Eventually, I compared the Kilroy-Holovak scouting system to other philosophies I saw. I had some close friends in the business, such as Ron Wolf, former general manager of both the Tampa Bay Buccaneers and the Green Bay Packers. His philosophy on personnel was different from mine, but he did have a philosophy, and I learned to respect that. The same was true with Bill Polian, former general manager of the Buffalo Bills, Carolina Panthers and Indianapolis Colts. With the Colts, he was selecting players for the Monte Kiffin/Tony Dungy defensive style that was completely different than what I was exposed to, but it was a philosophy, and they had a vision for personnel for it, and I learned to respect that, as well.
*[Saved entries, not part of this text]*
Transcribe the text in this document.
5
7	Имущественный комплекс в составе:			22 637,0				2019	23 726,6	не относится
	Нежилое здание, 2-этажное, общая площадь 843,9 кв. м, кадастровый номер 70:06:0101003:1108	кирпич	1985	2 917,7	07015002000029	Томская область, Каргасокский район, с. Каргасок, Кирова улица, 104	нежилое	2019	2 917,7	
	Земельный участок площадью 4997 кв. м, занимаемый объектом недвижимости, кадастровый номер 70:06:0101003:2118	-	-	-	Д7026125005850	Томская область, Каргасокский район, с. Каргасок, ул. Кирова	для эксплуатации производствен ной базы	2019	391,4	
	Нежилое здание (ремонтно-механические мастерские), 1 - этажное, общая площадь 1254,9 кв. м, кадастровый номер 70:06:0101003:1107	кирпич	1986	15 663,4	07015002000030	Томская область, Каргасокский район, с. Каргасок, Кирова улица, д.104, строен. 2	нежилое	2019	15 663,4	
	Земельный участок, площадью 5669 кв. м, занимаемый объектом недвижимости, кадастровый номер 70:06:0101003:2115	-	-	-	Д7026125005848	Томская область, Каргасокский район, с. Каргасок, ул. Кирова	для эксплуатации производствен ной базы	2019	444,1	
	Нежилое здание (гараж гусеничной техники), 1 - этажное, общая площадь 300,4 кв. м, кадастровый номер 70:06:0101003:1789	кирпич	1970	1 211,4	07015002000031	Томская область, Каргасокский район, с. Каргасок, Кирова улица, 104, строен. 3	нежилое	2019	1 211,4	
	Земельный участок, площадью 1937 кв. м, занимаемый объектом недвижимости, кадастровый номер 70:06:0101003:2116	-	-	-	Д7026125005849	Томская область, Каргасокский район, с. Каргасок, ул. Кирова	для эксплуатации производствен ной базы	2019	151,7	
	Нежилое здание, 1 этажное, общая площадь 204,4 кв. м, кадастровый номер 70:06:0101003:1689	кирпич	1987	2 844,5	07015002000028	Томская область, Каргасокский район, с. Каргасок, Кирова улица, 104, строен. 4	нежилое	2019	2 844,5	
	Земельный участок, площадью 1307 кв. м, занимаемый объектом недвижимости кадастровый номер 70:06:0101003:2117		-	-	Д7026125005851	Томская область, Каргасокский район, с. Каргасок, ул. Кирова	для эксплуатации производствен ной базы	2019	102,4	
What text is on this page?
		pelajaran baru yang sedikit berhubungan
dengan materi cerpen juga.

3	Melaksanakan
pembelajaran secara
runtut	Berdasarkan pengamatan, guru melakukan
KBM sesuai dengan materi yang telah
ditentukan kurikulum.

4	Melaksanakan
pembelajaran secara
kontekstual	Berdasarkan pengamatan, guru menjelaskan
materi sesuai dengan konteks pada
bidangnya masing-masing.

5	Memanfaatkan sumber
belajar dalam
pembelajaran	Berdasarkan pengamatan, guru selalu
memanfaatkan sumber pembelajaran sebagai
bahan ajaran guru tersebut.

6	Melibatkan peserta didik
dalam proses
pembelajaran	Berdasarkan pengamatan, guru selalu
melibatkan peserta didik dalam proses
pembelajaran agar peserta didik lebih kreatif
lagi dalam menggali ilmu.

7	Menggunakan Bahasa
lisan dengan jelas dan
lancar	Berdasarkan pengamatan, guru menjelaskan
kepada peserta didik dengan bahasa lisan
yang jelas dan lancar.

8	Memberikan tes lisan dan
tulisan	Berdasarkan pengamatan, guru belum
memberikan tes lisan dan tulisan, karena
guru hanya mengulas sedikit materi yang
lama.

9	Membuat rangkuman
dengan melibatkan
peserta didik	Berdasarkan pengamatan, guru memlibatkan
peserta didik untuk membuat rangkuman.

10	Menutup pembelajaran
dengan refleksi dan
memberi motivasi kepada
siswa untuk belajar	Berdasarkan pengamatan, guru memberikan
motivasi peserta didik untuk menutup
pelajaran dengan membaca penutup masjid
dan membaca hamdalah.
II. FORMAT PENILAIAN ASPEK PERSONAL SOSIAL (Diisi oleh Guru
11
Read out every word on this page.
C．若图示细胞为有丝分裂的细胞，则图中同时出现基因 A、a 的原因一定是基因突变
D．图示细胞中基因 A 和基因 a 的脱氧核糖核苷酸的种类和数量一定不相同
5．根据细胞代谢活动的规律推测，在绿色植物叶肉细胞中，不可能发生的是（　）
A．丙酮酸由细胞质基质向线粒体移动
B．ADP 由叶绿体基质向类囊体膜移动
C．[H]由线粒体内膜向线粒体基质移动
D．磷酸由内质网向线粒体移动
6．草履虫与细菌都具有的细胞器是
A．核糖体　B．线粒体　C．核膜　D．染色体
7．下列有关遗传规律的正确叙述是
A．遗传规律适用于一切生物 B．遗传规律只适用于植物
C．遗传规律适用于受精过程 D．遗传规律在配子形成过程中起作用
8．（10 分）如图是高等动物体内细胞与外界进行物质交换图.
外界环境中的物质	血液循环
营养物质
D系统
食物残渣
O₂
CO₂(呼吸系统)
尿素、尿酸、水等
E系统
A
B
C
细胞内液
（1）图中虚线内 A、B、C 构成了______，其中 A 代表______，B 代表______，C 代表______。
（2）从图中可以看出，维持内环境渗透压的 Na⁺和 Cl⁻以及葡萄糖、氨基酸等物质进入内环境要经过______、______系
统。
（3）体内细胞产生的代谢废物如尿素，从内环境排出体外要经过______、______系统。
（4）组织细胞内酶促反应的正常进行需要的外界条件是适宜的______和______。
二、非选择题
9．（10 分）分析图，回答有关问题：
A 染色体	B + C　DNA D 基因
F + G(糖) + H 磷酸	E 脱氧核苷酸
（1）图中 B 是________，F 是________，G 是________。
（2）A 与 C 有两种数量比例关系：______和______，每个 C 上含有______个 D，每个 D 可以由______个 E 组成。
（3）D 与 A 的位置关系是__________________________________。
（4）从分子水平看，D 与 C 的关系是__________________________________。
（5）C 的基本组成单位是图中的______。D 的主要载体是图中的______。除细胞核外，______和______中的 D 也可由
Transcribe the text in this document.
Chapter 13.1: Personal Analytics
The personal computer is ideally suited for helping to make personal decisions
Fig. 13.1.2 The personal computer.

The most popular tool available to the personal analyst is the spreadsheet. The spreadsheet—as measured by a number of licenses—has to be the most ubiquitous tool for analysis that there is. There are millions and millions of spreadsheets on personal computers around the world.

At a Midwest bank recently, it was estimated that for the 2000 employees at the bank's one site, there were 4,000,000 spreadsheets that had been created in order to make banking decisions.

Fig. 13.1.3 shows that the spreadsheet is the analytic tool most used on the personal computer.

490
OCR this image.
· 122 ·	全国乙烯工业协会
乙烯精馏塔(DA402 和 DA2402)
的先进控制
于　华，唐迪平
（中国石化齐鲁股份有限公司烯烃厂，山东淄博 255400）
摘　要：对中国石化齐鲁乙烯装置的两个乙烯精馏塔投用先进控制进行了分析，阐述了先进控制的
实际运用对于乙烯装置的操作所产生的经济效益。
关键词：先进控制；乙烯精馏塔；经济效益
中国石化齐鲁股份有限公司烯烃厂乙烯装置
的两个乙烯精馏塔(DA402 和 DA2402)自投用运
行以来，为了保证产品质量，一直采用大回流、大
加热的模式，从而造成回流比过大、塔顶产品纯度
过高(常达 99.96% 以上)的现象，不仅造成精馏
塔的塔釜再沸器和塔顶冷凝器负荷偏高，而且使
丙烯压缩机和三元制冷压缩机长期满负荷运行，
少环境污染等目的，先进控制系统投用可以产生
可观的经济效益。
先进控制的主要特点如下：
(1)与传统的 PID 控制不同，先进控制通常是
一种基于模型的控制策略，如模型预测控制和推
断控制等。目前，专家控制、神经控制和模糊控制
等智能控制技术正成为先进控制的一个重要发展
We evaluated the players in three specific areas. One was their personal character. What kind of guy is this? Second was the medical aspect, his injury background and general physical stature and well-being. Third were his positional skills.

Fortunately, when I went from the Patriots to the New York Giants, New England people were in the organization – Ray Perkins and Tom Boisture – and we had the same system. So, for my first 14-15 years in the league, we had the same scouting system. Then, coincidentally, when I left the Giants, I went back to the Patriots and that system was still in place.

Now, if there was someone who didn't fit that prototype, my friend Ron Wolf used to have an expression, and I used to use it quite a bit myself: "He'd better walk on water." In other words, there are certain players that are exceptions but who have exceptional skills.

But if you have too many exceptions, you'll have a team full of them … and you've got yourself a dog pound.